All at Sea over Ciphers

[GeeKay]

This post refers to the (excellent) primer on codes and ciphers, namely The Code Book by Simon Singh. The question itself concerns the one-time pad cipher, the one form of encryption which is claimed to be truly unbreakable, that's to say proof against any known form of cryptoanalysis. . . short of telepathy? 

One aspect about this cipher is bamboozling me, however. Namely it's this: would it be possible to crack a given one-time pad cipher if one was already in possession of the key? Singh offers this example:

 

Key:            P L M O E Z Q K J Z L R T E A V C R C B Y

Plaintext:   a  t  t  a  c  k  t h e v a  l  l  e  y a  t d a  w n

Cybertext: P E  F O G J J R N U L C E I  Y V V U C X  L

 

Unfortunately, I cannot see how a hacker with full knowledge of both the cybertext and the key would be able to generate the above plaintext. Unlike the key of a Vigenere cipher, for instance, the above key has no obvious structure, contains no recognisable words. It is entirely random, which means it's incapable of providing clues about the plaintext to a would-be hacker. And yet, Singh goes on to state that possession of the key would enable just such a hacker to break the code. But how exactly? Being structureless means the key would resist frequency analysis, for example. Chaos is chaos, after all. The only possibility that comes to mind is that the one-time pad is itself a Vigenere cipher, but this is only a wild guess on my part. Whatever, something fundamental is missing in my understanding of codes and ciphers which I'm simply not getting ☹️

So any help here would be greatly appreciated. Many thanks!  

 

 

 

 

 

 

[swansont]

2 hours ago, GeeKay said:

cannot see how a hacker with full knowledge of both the cybertext and the key would be able to generate the above plaintext. Unlike the key of a Vigenere cipher, for instance, the above key has no obvious structure, contains no recognisable words. It is entirely random, which means it's incapable of providing clues about the plaintext to a would-be hacker.

Just by inspection one can see that the key and cybertext are identical when the plaintext or key is “a”

It looks like it is a Vigenere cipher, where A has no shift, B shifts by 1, C by 2, etc.
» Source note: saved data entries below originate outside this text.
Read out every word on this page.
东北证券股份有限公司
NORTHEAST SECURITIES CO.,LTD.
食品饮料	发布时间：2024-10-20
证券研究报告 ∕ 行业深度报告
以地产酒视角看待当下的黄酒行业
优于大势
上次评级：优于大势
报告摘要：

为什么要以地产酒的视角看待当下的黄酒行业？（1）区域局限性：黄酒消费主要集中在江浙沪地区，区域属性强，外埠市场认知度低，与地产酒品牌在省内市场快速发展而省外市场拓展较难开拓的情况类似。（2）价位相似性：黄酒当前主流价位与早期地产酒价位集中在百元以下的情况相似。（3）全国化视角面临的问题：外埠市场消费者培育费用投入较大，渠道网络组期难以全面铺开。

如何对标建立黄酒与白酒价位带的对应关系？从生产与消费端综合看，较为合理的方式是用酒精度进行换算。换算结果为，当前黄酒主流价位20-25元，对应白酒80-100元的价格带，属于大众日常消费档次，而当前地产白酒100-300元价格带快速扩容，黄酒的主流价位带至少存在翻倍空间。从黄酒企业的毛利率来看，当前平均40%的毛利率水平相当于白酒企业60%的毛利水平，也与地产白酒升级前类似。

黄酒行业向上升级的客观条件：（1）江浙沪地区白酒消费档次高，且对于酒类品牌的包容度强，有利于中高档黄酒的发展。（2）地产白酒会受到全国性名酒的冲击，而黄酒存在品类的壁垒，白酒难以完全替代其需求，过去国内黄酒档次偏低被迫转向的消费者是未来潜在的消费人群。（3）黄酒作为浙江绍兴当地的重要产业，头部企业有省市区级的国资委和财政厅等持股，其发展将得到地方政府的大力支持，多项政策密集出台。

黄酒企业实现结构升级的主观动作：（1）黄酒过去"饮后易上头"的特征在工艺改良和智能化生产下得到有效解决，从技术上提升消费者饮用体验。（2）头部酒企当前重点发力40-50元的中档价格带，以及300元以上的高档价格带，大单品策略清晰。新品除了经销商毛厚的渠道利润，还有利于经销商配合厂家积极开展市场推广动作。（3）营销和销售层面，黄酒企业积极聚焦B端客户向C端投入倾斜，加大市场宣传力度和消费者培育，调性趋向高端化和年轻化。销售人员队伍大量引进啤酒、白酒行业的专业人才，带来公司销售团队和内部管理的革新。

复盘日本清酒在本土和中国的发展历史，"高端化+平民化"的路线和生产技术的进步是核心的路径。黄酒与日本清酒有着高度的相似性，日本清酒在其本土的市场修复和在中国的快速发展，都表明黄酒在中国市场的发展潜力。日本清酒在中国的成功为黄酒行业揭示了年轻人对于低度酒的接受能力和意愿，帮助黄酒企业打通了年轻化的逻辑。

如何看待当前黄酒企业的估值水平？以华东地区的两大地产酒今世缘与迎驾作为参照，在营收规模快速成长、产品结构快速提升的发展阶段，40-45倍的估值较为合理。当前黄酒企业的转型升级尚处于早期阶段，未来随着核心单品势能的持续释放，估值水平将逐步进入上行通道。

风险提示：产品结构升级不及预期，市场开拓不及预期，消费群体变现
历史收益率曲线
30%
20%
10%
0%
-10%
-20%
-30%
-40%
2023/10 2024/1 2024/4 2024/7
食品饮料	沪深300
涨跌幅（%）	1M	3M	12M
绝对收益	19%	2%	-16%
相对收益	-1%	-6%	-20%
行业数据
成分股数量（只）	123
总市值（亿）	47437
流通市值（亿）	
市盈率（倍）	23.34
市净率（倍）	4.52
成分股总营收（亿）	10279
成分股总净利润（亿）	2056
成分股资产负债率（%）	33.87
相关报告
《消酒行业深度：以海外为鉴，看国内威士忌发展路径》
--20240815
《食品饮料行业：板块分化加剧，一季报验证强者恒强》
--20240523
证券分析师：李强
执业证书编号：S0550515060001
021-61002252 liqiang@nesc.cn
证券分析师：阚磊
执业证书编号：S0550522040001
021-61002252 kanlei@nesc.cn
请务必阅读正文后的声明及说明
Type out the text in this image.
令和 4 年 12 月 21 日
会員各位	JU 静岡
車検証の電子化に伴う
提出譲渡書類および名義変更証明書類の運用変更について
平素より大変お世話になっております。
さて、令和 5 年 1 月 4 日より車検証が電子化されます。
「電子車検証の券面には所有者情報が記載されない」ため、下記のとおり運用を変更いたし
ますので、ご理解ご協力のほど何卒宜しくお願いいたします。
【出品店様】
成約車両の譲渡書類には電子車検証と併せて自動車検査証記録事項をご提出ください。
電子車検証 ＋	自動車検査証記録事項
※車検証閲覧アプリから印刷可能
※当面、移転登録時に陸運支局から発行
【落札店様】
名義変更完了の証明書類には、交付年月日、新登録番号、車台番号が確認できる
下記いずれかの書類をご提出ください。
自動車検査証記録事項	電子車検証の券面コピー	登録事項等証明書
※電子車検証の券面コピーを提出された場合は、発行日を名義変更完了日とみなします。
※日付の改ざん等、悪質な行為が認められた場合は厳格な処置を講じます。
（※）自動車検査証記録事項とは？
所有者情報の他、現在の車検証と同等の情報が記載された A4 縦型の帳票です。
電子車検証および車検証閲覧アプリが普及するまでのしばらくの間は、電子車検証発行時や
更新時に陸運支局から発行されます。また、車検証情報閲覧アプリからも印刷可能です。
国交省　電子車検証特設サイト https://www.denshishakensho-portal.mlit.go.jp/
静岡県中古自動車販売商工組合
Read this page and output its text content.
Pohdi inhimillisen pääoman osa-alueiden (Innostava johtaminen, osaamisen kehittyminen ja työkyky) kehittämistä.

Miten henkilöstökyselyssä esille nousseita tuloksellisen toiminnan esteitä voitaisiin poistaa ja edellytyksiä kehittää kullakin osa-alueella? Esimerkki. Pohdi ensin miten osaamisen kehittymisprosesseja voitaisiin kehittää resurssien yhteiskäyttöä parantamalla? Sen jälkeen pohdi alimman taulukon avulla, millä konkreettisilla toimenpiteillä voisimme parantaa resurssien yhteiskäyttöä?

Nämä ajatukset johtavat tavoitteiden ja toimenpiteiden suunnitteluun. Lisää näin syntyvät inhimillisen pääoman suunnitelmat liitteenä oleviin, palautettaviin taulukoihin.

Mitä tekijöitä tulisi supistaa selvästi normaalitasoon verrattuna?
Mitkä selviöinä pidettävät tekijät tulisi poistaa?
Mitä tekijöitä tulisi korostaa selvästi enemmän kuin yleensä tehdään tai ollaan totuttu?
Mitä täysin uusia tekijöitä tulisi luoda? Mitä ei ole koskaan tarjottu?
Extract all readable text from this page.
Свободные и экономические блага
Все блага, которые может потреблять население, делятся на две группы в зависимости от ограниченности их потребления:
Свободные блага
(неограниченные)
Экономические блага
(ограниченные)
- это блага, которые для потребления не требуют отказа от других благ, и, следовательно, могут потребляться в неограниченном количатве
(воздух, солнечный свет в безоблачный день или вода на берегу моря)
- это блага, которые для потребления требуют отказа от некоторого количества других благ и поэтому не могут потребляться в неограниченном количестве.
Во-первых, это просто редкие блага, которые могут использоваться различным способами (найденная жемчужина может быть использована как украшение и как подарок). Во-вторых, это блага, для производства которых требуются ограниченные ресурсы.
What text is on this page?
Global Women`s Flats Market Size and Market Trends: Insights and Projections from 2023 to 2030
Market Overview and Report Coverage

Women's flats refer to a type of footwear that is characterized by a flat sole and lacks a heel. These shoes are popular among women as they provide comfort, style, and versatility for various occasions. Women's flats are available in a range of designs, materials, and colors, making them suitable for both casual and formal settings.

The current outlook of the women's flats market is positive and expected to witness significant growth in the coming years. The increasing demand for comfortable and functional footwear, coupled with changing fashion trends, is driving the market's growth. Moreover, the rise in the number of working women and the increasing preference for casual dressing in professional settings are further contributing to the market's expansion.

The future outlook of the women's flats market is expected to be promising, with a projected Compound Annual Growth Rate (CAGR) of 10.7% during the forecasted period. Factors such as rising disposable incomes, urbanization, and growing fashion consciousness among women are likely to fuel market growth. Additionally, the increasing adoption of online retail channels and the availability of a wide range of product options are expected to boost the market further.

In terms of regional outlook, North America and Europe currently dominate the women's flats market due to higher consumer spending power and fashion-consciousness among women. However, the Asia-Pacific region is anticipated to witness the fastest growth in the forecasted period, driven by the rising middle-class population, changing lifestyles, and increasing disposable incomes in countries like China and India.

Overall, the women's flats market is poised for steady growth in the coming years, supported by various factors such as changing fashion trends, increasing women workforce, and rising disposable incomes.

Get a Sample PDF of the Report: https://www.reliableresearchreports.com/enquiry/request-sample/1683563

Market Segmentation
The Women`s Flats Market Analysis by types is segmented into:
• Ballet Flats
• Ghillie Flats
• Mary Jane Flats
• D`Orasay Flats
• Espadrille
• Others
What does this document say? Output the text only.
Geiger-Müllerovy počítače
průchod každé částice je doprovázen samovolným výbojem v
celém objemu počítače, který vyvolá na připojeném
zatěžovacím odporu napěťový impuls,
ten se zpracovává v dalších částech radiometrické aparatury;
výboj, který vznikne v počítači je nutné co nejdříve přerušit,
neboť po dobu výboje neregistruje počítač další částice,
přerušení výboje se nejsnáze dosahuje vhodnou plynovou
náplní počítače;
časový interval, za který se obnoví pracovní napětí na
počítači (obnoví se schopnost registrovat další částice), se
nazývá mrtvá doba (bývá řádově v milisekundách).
But the hacker wouldn’t know what the shift is for A. That would have to be known when encoding and decoding

[Ghideon]

46 minutes ago, swansont said:

It looks like it is a Vigenere cipher

Correct*.

3 hours ago, GeeKay said:

Whatever, something fundamental is missing in my understanding of codes and ciphers which I'm simply not getting

To decipher Vigenère you use the chiphertext, the key and also a table. in this case:

a,b,c,d,e,f,g,h,i,j,k,l,m,n,o,p,q,r,s,t,u,v,w,x,y,z 
b,c,d,e,f,g,h,i,j,k,l,m,n,o,p,q,r,s,t,u,v,w,x,y,z,a 
c,d,e,f,g,h,i,j,k,l,m,n,o,p,q,r,s,t,u,v,w,x,y,z,a,b 
d,e,f,g,h,i,j,k,l,m,n,o,p,q,r,s,t,u,v,w,x,y,z,a,b,c 
. 
. 
. 
z,a,b,c,d,e,f,g,h,i,j,k,l,m,n,o,p,q,r,s,t,u,v,w,x,y

Wikipedia has a description and an example:

Quote

A table of alphabets can be used, termed a tabula recta, Vigenère square or Vigenère table. It has the alphabet written out 26 times in different rows, each alphabet shifted cyclically to the left compared to the previous alphabet, corresponding to the 26 possible Caesar ciphers .... 
Decryption is performed by going to the row in the table corresponding to the key, finding the position of the ciphertext letter in that row and then using the column's label as the plaintext.

See https://en.wikipedia.org/wiki/Vigenère_cipher and https://en.wikipedia.org/wiki/Tabula_recta

https://en.wikipedia.org/wiki/Tabula_recta#/media/File:Vigenère_square_shading.svg

 

*) I verified that the encryption / decryption matches standard Vigenère (using online tool https://cryptii.com/pipes/vigenere-cipher)

Edited November 22, 2022 by Ghideon
correction & clarification

[GeeKay]

So the OTP is a Vigenère cipher, after all. Simon Singh does a good job explaining Vigenère ciphers in the book - good enough for a tyro like me to understand the tabular process. The take-home message then is that a third-party can get an OTP's plaintext from the (revealed) key by the above method. Thanks also for the links.